Five Tips for Improving Radiology A/R Management
June 4, 2020
The problem of a growing percentage of revenue being tied up in A/R is common to many practices says Carrie Moneymaker, operations manager for Zotec Partners, the leader in radiology revenue cycle and practice management.
“Practices love to look at their payor mix and say‘I have 25 percent Blue Cross/Blue Shield, 20 percent Medicare and my commercial is this or that — I’m so healthy.’ Then you look at the A/R and they have 35 percent of their A/R as aged patient responsibility,” she says.
The reality is that patients, are now the number one payor and this has a big impact on A/R management. Based on recent Kaiser Family Foundation research, average deductibles for covered workers have risen 12 percent, to $1,478 since last year. This means that practices need to put more effort into managing their A/R to ensure a healthy cash flow.
So what can be done? Moneymaker has five tips:
- Actively engage the patient in the payment process early on and make paying the patient portion as easy as possible.“It is a little bit taboo to go out there and ask patients for this money, but you have to collect it as soon as you can in the revenue cycle,” Moneymaker says. She adds that practices should ideally have a consumer-driven workflow focused on obtaining payment from the patient that recognizes that different patients have different payment behaviors. Zotec uses data on patient payment behavior over time to help front desk staff know which patients promptly pay bills sent to them after service and which ones should be asked for their portion of the payment at the time of service.
- Make sure claims going out are as clean as possible. Zotec works directly with almost all the carriers in the claims submission process which allows it to have a very robust front end rules engine to ensure all needed information is there before the claim goes out.“That mitigates the possibility a claim is going to come back denied and because we are going direct to the carrier, we have a cleaner handshake with them,” Moneymaker says.

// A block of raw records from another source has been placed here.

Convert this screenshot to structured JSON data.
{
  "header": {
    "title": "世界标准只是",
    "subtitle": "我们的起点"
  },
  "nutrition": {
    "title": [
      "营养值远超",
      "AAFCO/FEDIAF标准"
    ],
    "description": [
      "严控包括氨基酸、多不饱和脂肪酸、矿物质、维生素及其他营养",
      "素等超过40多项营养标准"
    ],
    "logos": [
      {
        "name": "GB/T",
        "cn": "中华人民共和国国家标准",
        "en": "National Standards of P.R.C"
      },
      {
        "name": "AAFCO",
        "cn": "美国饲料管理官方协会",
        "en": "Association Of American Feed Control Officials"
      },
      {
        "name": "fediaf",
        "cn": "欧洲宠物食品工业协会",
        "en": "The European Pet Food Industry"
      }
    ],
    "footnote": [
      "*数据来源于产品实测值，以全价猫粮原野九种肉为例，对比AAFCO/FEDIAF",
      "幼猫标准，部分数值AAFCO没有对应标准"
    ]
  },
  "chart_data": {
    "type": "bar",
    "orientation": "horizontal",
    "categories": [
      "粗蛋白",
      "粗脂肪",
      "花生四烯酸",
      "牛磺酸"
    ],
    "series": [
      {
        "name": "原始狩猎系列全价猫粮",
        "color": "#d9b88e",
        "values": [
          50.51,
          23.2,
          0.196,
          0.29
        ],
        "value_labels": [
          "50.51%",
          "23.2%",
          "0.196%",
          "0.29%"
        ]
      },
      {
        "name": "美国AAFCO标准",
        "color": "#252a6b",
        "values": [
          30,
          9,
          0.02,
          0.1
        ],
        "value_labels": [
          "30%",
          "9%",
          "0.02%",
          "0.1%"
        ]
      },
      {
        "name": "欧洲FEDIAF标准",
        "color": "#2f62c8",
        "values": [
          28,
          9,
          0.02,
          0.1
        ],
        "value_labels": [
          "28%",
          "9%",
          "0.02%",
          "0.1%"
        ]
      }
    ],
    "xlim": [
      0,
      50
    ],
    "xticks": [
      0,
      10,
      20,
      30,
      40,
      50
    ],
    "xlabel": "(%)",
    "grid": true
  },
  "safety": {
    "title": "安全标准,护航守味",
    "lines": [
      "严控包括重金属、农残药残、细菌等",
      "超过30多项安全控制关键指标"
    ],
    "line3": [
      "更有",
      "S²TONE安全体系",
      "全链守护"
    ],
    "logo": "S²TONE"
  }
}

- Have established timelines for follow up. Zotec has eliminated paper follow up for most claims and instead automates claims tracking, so that if a claim sent to a carrier doesn’t come through when expected, Zotec can follow up right away to make sure the claim was received and there isn’t a problem.“We are not waiting 20, 30, 45 or more days to ask,‘Where is the Blue Cross adjudication or message back on that claim?’ We are reaching out to them very quickly to say‘Hey, where is the feedback on that claim?” Moneymaker says.

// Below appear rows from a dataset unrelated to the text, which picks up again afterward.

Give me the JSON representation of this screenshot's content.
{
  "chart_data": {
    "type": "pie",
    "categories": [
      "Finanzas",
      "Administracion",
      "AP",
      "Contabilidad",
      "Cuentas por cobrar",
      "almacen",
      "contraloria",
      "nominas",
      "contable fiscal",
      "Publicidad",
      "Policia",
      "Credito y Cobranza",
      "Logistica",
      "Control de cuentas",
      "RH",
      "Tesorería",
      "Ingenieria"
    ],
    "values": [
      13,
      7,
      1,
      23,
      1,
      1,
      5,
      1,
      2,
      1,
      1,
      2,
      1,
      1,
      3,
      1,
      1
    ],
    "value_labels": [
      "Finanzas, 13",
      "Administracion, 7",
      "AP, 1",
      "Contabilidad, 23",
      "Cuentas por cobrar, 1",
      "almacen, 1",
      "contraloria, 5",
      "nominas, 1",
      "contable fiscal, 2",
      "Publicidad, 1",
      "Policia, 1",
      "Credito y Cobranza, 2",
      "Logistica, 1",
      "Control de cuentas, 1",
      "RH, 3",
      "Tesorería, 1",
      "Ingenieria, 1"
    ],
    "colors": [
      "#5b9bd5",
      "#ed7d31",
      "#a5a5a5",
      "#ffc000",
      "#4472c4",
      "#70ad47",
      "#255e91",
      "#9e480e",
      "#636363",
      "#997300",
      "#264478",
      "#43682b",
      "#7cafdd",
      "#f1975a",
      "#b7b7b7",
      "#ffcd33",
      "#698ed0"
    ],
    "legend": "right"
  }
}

- Avoid rework. When claims go out clean and organized, there is less work when they come back.“The cleaner the claims go out, the cleaner they come back and that means that there is less work for your team to figure out what is going on when the claim comes back,” Moneymaker says.
- Employ a data-driven hold on claims where the patient portion needs to be collected first before the rest of the claim can be submitted to the carrier. Zotec uses an advanced tool called ZITCH, which stands for Zotec Intelligently-Timed Claim Holds, to identify the individual medical encounter and hold claims long enough for patient deductibles to be paid and processed.“Practices sometimes will hold claims for a period of time during January or February because of high deductibles, but with the deductible taking the patient the entire year to pay, now you cannot just say the first months of the year are the months for high deductibles. It can last through the entire year,” Moneymaker says.